Governance can be applied to a Studio-heavy architecture, but it tends to require more effort and produces less clean audit trails. An Azure-backed design makes governance a natural output of the architecture rather than something applied on top of it.
Things worth considering during planning
- Check the underlying license dependency. M365 Copilot requires E3 or E5 per user. If your target population is on F1 or F3 licenses, the true cost is higher than the Copilot add-on price alone suggests.
- Understand what is already included in your tenant. Some M365 plans include a baseline Copilot Studio credit allocation. Check what you have before purchasing add-ons, particularly for pilot phases.
- M365 Copilot does not eliminate Azure costs. The license covers Studio interaction costs for licensed users, but if you are calling Azure OpenAI directly from Studio via a custom connector, that inference still bills as Azure consumption.
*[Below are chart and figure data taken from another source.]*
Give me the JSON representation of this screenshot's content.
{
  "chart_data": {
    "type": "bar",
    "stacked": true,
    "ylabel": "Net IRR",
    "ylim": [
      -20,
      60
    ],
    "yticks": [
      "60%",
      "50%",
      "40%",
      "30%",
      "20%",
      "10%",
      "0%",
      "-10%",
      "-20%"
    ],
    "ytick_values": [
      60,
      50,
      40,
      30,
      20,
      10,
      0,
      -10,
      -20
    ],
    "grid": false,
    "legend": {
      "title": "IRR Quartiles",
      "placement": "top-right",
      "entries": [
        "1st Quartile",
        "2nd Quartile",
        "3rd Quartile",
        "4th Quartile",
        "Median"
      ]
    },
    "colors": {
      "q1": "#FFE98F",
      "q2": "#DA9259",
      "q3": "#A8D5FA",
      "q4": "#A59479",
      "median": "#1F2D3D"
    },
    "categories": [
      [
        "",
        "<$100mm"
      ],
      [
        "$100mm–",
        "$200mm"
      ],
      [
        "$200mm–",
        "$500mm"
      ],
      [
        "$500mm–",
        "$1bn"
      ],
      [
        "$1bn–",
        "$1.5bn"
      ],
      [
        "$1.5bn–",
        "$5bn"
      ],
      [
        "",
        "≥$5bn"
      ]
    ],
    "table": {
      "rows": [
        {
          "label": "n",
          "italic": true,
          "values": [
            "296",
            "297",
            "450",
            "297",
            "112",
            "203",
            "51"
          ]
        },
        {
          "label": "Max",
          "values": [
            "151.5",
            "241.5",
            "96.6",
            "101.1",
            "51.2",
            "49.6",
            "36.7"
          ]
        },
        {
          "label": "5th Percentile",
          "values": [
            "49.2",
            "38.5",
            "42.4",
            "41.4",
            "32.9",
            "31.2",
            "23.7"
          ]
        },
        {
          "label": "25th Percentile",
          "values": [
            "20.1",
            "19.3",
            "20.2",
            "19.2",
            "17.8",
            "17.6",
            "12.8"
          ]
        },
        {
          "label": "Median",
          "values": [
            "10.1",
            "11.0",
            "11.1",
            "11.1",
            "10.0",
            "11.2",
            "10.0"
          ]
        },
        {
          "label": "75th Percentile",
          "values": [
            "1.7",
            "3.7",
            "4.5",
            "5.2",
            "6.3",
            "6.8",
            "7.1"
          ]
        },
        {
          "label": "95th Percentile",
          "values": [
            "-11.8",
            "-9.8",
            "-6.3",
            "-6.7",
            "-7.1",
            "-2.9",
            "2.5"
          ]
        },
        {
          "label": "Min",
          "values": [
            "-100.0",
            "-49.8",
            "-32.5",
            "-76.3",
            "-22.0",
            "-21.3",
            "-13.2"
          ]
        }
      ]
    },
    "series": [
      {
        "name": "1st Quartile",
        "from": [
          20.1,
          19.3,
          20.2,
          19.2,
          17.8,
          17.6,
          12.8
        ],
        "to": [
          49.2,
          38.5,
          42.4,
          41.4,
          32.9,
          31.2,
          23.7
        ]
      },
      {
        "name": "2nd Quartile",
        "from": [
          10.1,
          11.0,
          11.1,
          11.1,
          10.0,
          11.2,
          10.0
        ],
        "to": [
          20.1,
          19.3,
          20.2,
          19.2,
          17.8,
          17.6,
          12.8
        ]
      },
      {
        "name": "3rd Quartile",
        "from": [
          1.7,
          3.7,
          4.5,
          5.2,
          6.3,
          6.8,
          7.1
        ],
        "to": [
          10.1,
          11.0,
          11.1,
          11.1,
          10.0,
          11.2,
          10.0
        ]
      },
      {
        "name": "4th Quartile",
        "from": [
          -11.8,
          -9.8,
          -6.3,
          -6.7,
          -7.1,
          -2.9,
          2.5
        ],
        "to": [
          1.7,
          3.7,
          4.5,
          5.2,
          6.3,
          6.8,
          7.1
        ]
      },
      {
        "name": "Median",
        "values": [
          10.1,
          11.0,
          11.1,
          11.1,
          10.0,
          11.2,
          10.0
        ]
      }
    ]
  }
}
- Pilot cost models often do not reflect production. A pilot running on 20 licensed users will look very different from a production rollout to 500 unlicensed operational staff. It is worth modelling the production population explicitly during the planning phase.
- Retrieval and reasoning logic belongs in Azure. Copilot Studio is not designed for hybrid search, document chunking, or cross-corpus aggregation. Placing that logic in Studio creates maintainability and cost problems down the line.
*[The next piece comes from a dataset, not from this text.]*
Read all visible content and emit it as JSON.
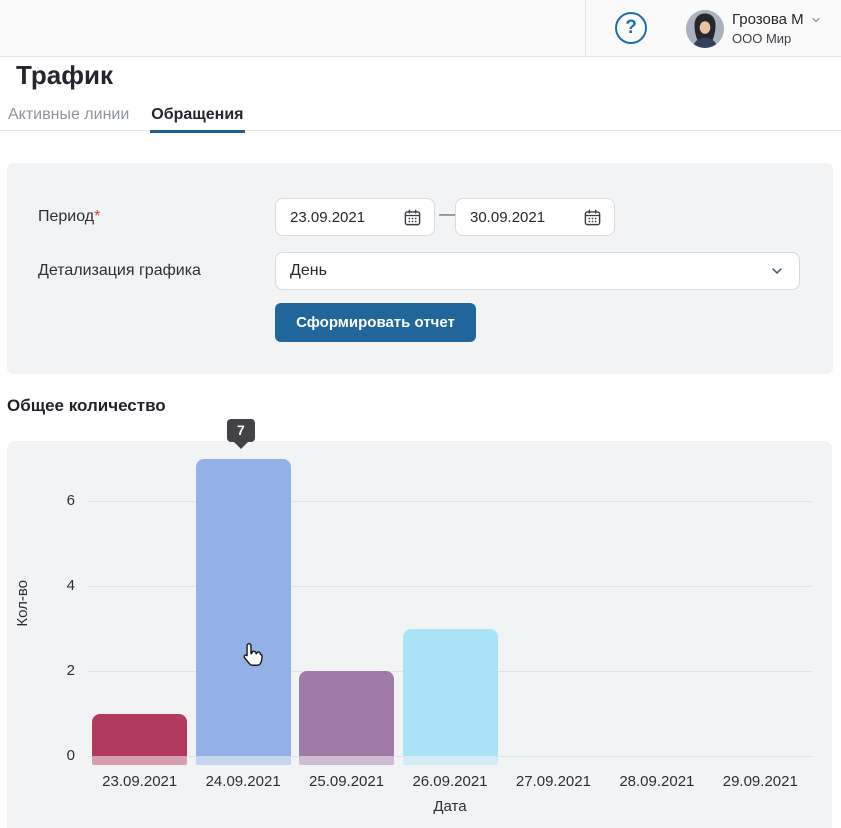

- The messaging capacity add-on is a real cost. If your deployment includes users without M365 Copilot licences, the add-on needs to be in the budget from the start.
- The semantic ranker is a separate line item. If you are budgeting for Azure AI Search, remember that the semantic ranker is not included in the base S1 tier pricing and needs to be accounted for separately.
- Plan for model deprecation. Pin your Azure OpenAI deployments to specific model versions and monitor the retirement schedule. Build model upgrades into your change management process well before end-of-life dates.
- Treat Copilot Studio environments like any other enterprise software. DEV, UAT, and PRD environment separation with proper solution management is non-trivial but necessary for production-grade deployments.
Summary
| Scenario | Recommended approach |
|---|---|
| SharePoint content, licensed knowledge workers | M365 Copilot + Studio (Graph-grounded) |
| Upload-heavy or dynamic documents | Azure AI Foundry + AI Search |
| Regulated environment, audit required | Azure backbone regardless of licensing |
| Unlicensed operational users at volume | Azure direct, or evaluate full M365 Copilot licensing |
| Model versioning or prompt control required | Azure AI Foundry |
| Long-term production workload | Azure AI Foundry with version-pinned deployments |
The model itself is rarely the most expensive component of an AI solution. The commercial and architectural decisions that sit around it usually are. Getting clarity on your user licensing profile, your document access patterns, and your operational requirements early on tends to produce better architecture and more predictable costs.